| patternchange {ordinalpattern} | R Documentation |
Changepoint Detection Using Ordinal Patterns
Description
Test for a change in the dependence structure of two time series using ordinal patterns
Usage
patternchange(tsx,tsy,h=2,conf.level,weight=TRUE,weightfun=NULL,bn=log(length(tsx)),
kernel=function(x){return(max(0,1-abs(x)))})
## S3 method for class 'change'
plot(x, ...)
Arguments
tsx |
numeric vector of first univariate time series. |
tsy |
numeric vector of second univariate time series. |
h |
numeric value determining the length of ordinal pattern. |
conf.level |
numerical value indicating the confidence level of the test. |
weight |
logical value indicating whether one uses weights of the L1 norm or the empirical probability of identical patterns; see details. |
weightfun |
function which defines the weights given the L1 norm between the patterns if |
bn |
numerical value determining the bandwidth of the kernel estimator used to estimate the long run variance. |
kernel |
kernel function for estimating the long run variance. |
x |
object of class |
... |
further arguments passed to the internal plotting function ( |
Details
Given two timeseries tsx and tsy a cusum type statistic tests whether there is a change in the patter dependence or not. The test is based on a comparison of patterns of length h+1 in tsx and tsy. One can either choose the number of identical patterns (weight=FALSE) or a metric that is defined by the weightfun argument to measure the difference between patterns (weight=TRUE). If no (weightfun) is given, the canonical weightfunction is used, which equals 1 if patterns are identical and 0 if the L1 norm of their difference attains the maximal possible value. The value is linear interpolated in between.
The procedure depends on an estimate of the long run variance. Here a kernel estimator is used. A kernel function and a bandwidth can be set using the arguments kernel and bn. If none of them is given, the bartlett kernel with a bandwidth of log(n), where n equals the length of the timeseries, is used.
Value
Object with classes "change" and "htest" containing the following values:
statistic |
the value of the test statistic.

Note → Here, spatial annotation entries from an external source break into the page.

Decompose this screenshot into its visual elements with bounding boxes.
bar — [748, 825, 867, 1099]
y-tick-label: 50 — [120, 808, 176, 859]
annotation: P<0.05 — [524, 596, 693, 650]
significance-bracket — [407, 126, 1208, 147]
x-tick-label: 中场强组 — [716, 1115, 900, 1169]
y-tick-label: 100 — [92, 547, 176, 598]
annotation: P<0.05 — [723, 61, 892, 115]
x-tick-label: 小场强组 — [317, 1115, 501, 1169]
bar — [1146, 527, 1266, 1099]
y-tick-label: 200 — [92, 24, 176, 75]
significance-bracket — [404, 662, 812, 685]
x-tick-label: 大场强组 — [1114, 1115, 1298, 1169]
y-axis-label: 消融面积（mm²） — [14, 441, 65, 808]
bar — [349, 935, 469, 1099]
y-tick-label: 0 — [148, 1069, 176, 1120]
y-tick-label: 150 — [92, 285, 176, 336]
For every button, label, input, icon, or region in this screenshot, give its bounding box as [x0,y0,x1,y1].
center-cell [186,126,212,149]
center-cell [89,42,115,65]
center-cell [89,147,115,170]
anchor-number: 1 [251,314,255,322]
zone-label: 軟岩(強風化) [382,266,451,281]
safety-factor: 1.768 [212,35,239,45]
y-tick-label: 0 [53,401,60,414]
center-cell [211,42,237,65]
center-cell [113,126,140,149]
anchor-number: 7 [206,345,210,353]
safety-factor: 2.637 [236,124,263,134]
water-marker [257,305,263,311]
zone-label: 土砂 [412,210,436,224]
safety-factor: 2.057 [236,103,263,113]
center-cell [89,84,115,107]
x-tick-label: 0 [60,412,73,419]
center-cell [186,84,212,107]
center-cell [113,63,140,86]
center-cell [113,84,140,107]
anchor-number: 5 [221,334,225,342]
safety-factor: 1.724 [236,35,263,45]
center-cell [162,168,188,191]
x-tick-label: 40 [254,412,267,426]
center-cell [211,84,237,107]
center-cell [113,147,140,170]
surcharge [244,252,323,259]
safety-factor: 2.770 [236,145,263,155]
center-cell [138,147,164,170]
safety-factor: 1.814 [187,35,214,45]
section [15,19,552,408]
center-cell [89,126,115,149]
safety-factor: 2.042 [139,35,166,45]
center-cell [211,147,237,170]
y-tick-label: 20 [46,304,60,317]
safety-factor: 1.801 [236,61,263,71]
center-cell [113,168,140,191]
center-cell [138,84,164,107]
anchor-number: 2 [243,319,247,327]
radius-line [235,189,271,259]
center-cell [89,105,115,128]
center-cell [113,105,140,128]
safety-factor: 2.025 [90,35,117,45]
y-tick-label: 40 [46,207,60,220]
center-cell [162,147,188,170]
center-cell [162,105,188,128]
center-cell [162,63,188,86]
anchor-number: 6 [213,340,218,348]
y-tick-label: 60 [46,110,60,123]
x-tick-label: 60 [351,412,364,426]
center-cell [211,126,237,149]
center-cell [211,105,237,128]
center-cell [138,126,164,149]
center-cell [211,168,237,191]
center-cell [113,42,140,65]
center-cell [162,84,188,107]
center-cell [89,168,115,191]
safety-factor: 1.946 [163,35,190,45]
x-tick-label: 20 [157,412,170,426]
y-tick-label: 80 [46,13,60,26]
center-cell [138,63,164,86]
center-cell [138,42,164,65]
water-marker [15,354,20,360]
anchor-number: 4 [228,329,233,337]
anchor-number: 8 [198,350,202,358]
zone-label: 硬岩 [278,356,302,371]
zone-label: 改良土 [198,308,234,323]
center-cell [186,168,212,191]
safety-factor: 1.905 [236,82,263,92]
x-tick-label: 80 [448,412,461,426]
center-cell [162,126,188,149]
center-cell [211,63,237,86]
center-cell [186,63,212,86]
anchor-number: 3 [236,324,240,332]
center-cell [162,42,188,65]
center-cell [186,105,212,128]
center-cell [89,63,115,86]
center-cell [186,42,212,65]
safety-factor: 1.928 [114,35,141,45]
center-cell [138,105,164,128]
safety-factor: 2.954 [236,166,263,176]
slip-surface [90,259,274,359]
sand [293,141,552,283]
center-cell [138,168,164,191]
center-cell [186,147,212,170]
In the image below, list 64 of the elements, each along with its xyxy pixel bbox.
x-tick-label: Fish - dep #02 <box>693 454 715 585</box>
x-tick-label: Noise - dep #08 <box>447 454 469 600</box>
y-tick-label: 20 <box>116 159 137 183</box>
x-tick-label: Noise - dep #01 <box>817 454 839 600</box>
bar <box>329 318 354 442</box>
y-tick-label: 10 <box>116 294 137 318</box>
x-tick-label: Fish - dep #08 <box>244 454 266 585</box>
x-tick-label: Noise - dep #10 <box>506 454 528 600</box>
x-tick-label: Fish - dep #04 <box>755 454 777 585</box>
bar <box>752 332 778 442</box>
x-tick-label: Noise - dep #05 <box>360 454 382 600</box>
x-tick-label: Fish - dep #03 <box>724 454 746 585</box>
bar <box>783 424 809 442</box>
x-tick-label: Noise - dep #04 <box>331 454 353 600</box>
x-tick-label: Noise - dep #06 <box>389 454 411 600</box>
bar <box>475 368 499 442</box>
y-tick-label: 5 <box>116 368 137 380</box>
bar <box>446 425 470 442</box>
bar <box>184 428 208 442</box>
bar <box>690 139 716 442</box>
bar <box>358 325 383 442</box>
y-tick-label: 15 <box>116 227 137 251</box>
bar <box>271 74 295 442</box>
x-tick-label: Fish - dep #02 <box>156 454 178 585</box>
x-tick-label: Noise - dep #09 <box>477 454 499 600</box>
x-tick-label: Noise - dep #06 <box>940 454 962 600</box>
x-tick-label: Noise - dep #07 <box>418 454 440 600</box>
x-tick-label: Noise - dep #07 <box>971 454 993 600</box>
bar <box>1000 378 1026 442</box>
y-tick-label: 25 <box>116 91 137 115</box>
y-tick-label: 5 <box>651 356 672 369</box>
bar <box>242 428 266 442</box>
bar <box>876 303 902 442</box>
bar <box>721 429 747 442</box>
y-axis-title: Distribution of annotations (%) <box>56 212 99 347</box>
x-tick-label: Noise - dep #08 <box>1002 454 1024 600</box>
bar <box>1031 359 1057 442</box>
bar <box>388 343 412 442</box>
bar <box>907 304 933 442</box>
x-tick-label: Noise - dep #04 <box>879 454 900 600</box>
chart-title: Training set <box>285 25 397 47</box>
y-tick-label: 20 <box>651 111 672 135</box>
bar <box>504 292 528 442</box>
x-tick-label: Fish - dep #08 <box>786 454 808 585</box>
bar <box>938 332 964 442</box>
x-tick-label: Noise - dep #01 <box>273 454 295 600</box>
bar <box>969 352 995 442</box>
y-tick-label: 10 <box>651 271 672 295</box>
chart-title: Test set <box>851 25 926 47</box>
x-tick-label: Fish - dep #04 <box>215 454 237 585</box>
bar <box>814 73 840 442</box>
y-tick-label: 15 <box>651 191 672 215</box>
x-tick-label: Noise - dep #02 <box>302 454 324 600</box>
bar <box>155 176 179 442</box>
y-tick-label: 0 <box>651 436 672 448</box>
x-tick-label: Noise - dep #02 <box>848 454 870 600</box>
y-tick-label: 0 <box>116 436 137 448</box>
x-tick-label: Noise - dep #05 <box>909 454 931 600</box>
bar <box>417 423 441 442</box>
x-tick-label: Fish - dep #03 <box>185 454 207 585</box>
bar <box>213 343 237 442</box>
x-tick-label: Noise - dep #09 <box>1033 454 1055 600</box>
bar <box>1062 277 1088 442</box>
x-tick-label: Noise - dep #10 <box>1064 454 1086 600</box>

Under the null the test statistic follows asymptotically a Kolmogorov Smirnov distribution. |
p.value |
the p-value of the test. |
estimate |
the estimated time of change. |
null.value |
the jump height of the at most one change point model, which is under the null hypothesis always 0. |
alternative |
a character string describing the alternative hypothesis. |
method |
a characters string describing the test. |
trajectory |
the cumulative sum on which the tests are based on. Could be used for additional plots. |
Author(s)
Alexander Dürre
References
Schnurr, A. (2014): An ordinal pattern approach to detect and to model leverage effects and dependence structures between financial time series, Statistical Papers, vol. 55, 919–931.
Schnurr, A., Dehling, H. (2017): Testing for Structural Breaks via Ordinal Pattern Dependence, Journal of the American Statistical Association, vol. 112, 706–720.
See Also
Estimation of the pattern dependence is provided by patterndependence.
Examples
set.seed(1066)
a1 <- cbind(rnorm(100),rnorm(100))
a2 <- rmvnorm(100,sigma=matrix(c(1,0.8,0.8,1),ncol=2))
A <- rbind(a1,a2)
testresult <- patternchange(A[,1],A[,2])
plot(testresult)
testresult